Japan gives naval patrol boats to Vietnam

The gift is seen as a sign of solidarity with Vietnam.
By Ed Adamczyk Contact the Author   |   Aug. 1, 2014 at 3:20 PM
| License Photo

HANOI, Vietnam, Aug. 1 (UPI) -- Vietnam, whose maritime claims compete with China's in the South China Sea, will receive six naval patrol boats from Japan.

The offer was announced Friday after Japanese Foreign Minister Fumio Kishida visited his Vietnamese counterpart, Pham Binh Minh in Hanoi, Vietnam.

The six used boats, with training and coast-guarding surveillance equipment, are valued at $5 million.

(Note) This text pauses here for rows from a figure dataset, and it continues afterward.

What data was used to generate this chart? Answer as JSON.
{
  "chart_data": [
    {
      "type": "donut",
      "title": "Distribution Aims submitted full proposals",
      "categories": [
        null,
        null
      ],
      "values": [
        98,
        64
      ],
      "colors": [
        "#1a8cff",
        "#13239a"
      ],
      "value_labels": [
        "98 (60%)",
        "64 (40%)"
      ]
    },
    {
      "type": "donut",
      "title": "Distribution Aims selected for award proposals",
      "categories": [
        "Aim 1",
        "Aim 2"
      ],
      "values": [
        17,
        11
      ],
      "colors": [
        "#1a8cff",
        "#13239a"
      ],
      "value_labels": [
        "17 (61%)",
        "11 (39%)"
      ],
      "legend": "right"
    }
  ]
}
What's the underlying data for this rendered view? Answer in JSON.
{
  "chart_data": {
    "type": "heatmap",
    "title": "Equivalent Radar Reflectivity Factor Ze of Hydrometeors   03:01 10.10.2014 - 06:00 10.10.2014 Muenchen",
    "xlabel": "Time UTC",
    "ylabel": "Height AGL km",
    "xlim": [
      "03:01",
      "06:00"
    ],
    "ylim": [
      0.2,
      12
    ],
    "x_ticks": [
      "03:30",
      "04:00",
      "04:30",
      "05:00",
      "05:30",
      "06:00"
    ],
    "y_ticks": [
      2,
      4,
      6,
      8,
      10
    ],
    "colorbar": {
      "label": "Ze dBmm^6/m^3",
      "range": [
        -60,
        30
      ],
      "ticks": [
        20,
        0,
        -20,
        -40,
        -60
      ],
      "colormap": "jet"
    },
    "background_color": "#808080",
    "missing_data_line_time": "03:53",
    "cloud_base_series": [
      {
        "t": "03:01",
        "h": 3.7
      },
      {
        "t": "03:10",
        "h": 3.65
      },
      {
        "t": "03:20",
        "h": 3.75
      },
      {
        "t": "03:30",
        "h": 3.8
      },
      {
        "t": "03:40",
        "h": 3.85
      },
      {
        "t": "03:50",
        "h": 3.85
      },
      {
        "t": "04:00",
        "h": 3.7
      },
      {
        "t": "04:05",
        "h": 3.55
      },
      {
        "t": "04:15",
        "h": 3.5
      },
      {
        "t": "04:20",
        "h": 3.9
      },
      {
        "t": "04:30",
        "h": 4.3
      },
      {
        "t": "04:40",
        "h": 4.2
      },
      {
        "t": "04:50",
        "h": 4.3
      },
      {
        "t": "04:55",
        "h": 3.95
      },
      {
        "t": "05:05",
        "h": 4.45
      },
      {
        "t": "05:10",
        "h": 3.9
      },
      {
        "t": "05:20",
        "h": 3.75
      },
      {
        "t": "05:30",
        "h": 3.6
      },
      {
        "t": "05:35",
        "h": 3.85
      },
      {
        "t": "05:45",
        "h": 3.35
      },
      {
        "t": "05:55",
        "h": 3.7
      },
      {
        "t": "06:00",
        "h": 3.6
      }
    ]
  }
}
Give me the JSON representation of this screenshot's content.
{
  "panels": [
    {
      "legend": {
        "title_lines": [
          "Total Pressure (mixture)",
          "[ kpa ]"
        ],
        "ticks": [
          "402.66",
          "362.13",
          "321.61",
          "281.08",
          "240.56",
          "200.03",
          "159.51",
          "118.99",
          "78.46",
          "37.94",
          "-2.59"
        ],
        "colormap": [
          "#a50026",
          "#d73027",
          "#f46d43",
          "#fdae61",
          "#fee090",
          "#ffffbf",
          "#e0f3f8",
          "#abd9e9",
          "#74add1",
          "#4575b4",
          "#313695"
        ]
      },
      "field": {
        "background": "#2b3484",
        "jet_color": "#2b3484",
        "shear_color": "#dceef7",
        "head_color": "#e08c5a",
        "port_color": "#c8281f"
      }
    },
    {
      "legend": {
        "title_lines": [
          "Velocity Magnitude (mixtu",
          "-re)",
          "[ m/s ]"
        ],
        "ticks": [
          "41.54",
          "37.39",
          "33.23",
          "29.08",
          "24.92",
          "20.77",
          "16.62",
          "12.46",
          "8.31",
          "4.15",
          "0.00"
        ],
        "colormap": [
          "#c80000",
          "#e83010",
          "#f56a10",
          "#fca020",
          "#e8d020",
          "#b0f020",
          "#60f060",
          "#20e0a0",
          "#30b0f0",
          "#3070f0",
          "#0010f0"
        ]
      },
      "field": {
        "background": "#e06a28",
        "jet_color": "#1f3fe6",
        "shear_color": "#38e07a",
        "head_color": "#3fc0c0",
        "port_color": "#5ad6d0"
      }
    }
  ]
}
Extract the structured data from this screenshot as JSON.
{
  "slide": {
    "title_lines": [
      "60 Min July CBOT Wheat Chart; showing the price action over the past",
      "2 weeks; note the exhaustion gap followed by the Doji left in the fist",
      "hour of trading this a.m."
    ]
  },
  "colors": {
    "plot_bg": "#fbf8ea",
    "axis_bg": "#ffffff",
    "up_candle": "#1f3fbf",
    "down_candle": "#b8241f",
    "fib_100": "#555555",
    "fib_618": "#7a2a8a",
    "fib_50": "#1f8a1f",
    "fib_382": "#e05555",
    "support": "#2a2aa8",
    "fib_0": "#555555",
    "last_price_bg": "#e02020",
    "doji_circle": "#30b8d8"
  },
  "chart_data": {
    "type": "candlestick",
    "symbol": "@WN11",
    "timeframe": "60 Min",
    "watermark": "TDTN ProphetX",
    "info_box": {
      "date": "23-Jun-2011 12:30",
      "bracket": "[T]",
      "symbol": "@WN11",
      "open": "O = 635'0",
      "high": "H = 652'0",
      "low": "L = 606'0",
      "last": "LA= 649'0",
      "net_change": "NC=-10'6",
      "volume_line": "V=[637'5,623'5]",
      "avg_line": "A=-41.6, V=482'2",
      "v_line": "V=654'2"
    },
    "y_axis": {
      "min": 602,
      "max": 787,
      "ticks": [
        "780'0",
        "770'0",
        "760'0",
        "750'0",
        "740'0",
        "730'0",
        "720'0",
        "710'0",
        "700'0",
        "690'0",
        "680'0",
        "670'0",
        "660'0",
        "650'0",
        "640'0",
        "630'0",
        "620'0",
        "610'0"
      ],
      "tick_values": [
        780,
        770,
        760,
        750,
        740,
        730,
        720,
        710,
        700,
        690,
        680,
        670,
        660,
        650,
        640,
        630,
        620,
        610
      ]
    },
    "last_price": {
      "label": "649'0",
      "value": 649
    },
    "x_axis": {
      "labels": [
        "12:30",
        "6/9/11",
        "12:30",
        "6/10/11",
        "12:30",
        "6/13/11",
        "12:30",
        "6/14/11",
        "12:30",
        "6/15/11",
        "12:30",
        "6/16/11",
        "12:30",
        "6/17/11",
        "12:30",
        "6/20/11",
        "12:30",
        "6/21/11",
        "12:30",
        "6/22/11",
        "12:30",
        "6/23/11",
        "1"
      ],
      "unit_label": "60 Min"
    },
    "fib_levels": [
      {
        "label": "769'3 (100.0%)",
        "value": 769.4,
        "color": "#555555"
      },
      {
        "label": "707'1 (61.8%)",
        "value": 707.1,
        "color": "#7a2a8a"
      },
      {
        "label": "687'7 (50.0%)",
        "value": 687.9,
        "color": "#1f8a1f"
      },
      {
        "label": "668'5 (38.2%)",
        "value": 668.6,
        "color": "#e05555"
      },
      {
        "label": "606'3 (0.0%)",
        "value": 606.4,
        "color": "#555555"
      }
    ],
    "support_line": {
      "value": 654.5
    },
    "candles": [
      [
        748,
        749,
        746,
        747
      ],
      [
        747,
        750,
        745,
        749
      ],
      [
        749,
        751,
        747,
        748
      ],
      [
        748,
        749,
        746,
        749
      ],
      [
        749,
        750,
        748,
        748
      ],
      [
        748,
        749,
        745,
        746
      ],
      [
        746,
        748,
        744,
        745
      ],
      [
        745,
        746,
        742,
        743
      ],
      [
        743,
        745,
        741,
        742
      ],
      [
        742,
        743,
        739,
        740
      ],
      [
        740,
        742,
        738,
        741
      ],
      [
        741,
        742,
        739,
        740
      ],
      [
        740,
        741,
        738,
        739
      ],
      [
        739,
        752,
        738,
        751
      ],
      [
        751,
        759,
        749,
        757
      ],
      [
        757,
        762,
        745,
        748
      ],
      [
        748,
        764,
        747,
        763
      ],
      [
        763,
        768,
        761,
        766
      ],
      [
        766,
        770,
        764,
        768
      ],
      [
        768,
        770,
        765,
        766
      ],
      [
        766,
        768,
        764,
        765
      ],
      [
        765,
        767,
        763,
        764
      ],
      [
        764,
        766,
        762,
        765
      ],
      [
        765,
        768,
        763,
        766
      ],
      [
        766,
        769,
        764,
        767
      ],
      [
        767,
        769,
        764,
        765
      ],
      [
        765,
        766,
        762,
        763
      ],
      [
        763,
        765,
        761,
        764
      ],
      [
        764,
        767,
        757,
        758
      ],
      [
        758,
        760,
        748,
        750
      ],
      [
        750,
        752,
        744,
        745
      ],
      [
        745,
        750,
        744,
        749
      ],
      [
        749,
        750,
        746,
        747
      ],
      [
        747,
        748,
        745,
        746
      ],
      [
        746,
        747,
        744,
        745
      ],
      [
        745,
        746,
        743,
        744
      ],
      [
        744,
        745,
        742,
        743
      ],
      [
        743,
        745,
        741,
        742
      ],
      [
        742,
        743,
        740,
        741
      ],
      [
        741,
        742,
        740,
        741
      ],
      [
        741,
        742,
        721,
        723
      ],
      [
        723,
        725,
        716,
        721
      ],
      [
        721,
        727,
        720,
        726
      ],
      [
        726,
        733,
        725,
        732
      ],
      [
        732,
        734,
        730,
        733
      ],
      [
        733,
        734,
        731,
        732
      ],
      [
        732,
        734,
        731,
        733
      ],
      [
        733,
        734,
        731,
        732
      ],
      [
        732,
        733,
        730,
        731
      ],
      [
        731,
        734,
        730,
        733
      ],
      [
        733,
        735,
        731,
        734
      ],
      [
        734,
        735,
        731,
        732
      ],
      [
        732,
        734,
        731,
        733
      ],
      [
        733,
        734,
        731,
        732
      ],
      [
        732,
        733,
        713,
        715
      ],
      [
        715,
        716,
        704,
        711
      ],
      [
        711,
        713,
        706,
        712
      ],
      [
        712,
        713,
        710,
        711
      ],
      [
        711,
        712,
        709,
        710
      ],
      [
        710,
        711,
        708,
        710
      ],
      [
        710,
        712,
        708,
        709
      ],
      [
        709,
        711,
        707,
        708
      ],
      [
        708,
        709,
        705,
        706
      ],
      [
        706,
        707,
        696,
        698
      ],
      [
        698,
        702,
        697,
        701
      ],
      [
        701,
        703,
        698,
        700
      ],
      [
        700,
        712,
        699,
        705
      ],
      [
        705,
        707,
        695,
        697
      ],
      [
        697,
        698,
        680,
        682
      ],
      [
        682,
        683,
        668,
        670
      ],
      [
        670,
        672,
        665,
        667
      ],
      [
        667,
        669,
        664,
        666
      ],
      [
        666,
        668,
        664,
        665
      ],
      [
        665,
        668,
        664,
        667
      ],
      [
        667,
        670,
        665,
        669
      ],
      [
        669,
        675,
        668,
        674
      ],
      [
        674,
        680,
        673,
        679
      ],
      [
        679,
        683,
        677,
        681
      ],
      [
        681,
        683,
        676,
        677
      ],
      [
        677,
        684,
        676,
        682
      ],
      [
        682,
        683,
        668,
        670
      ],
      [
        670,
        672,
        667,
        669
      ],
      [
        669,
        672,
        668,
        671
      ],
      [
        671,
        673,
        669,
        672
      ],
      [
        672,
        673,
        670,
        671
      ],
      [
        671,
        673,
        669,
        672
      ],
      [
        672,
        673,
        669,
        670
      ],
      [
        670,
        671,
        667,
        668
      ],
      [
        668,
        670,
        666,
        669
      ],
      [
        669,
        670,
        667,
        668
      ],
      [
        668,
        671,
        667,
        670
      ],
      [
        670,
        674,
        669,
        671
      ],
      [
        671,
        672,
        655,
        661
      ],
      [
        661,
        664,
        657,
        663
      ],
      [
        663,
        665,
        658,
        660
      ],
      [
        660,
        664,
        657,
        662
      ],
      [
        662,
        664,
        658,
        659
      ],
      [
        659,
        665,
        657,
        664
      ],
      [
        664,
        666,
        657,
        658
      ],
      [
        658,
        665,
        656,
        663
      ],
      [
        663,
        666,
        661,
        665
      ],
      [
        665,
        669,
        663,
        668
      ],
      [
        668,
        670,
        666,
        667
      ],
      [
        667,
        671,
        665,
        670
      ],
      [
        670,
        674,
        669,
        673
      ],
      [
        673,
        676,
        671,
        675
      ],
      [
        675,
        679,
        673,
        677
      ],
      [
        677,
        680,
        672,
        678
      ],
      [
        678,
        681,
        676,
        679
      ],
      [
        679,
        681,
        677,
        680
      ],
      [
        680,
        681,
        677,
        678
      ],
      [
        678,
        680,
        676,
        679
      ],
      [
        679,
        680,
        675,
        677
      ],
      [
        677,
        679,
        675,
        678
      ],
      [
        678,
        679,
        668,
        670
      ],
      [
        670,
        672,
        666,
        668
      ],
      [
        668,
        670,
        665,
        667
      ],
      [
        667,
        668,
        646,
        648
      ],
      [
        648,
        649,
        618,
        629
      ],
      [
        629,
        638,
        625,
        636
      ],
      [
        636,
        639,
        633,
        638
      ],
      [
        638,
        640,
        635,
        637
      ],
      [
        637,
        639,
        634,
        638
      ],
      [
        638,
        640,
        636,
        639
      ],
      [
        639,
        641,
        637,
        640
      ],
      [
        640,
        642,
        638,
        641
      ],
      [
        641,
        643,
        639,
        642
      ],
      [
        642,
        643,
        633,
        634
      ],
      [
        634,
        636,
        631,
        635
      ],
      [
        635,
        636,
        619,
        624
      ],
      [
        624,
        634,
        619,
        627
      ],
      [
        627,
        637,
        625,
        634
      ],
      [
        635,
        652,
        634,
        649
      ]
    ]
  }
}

Kishida said Vietnam and Japan support "maintaining peace and stability" in the contested region. Japan and China each claim islands called Diaoyu in Chinese, or Senkaku in Japanese. Taiwan, China and Vietnam each claim a string of islands called Xisha in Chinese or the Hoang Sa archipelago in Vietnamese -- islands also known as the Paracel Islands.

Chinese and Vietnamese ships clashed in May in the area after China moved an oil rig into waters off Vietnam's coast, causing anti-Chinese rioting in Vietnam in which at least two people died and several factories were burned.

The Japanese gift of the boats could be interpreted as a sign of Japanese solidarity with Vietnam, against China.